Farmers across Europe have been protesting for weeks against constraints placed on them by the EU’s “Green Deal” regulations meant to tackle climate change, as well as rising costs and what they say is unfair competition from outside the EU, particularly Ukraine.
The EU in 2022 waived duties on Ukrainian food imports following Russia’s invasion of Ukraine.
Poland last year extended a ban on Ukrainian grain imports.
“We are talking about it with the Ukrainian side — that it will be necessary to expand the embargo to other products if the European Union does not find more effective ways to protect the European and Polish markets,” Tusk said on Tuesday.
Polish Agriculture Minister Czeslaw Siekierski said in a Tuesday evening interview on Polsat News TV that further talks with Ukraine on solutions were planned for Wednesday and various possibilities were being considered.
“Tomorrow we will also talk about it with Ukraine’s minister of economy, who will be a guest at the Ministry of Development and New Technologies,” he said, adding that he would be participating.
He said Polish farmers were invited to the agriculture ministry for talks on Thursday.

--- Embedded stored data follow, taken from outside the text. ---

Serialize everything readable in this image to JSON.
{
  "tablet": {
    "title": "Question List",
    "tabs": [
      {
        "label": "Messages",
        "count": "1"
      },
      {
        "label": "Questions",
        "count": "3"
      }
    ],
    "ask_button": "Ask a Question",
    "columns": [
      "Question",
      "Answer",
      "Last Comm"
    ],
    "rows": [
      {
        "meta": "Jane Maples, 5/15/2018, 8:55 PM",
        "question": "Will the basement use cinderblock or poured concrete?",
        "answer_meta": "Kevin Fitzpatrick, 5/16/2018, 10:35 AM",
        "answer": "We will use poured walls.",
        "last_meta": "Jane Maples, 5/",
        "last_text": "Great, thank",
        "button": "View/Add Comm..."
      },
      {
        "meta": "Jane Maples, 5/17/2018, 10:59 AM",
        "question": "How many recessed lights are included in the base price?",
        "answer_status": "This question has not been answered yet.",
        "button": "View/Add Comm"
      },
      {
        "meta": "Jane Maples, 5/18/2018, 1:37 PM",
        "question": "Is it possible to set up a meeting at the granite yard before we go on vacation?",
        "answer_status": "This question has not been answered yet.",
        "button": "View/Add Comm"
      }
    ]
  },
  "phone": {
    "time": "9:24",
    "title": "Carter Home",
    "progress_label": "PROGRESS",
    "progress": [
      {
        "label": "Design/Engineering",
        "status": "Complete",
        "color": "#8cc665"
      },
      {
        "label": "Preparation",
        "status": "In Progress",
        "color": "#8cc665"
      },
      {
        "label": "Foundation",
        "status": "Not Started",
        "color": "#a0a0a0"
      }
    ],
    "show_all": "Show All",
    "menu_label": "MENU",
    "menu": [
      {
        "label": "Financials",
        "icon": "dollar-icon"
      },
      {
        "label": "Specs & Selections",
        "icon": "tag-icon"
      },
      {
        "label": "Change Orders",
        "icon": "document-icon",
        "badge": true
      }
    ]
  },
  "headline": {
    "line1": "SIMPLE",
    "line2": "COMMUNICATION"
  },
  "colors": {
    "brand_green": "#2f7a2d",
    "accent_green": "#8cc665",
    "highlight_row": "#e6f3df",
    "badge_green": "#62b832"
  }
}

Speaking after Siekierski on Polsat News, protest organizer Szczepan Wojcik said the invitation was welcome, but warned of more protests if no progress was made during the next few days.
“Further protests in Warsaw have already been announced for March 6. Farmers are already organizing on the roads, and border crossings will continue to be blocked,” he said.
Asked about the possibility of further escalation, Wojcik said, “The farmers are desperate. ... The ball is in the government’s court.”
Earlier in the day, Tusk said the EU had to solve the problems created by its decision to open its borders to imports of Ukrainian food products.
He added that Poland was ready to co-finance purchases of Polish, European and Ukrainian food and agricultural products to be sent as humanitarian aid to famine-stricken countries, and that “Europe should certainly find funds for this.”
Back home, farmers rallied in central Warsaw before marching toward parliament and then Tusk’s office. A city hall official cited by PAP state news agency put the number of protesters around 10,000.
“We are protesting because we want the ‘green deal’ to be lifted, as it will lead our farms to bankruptcy with its costs...that are not comparable to what we harvest and to what we are paid,” said Kamil Wojciechowski, 31, a farmer from Izbica Kujawska in central Poland.
“What we’re paid for our work, it has decreased because of the influx of grain from Ukraine and this is our second demand — to block the influx of grain from Ukraine,” he said.
The farmers began a series of protests throughout the country earlier this month, which included a near-total blockade of all Ukrainian border crossings, as well as disruptions at ports and on roads nationwide.
“We won’t give up. We have no choice. Our farms will go bankrupt, we will lose our livelihoods,” Pawel Walkowiak, 47, a corn and wheat producer from Konarzewo in western Poland, said.
The city hall official said Tuesday’s protest in Warsaw took place without major incidents.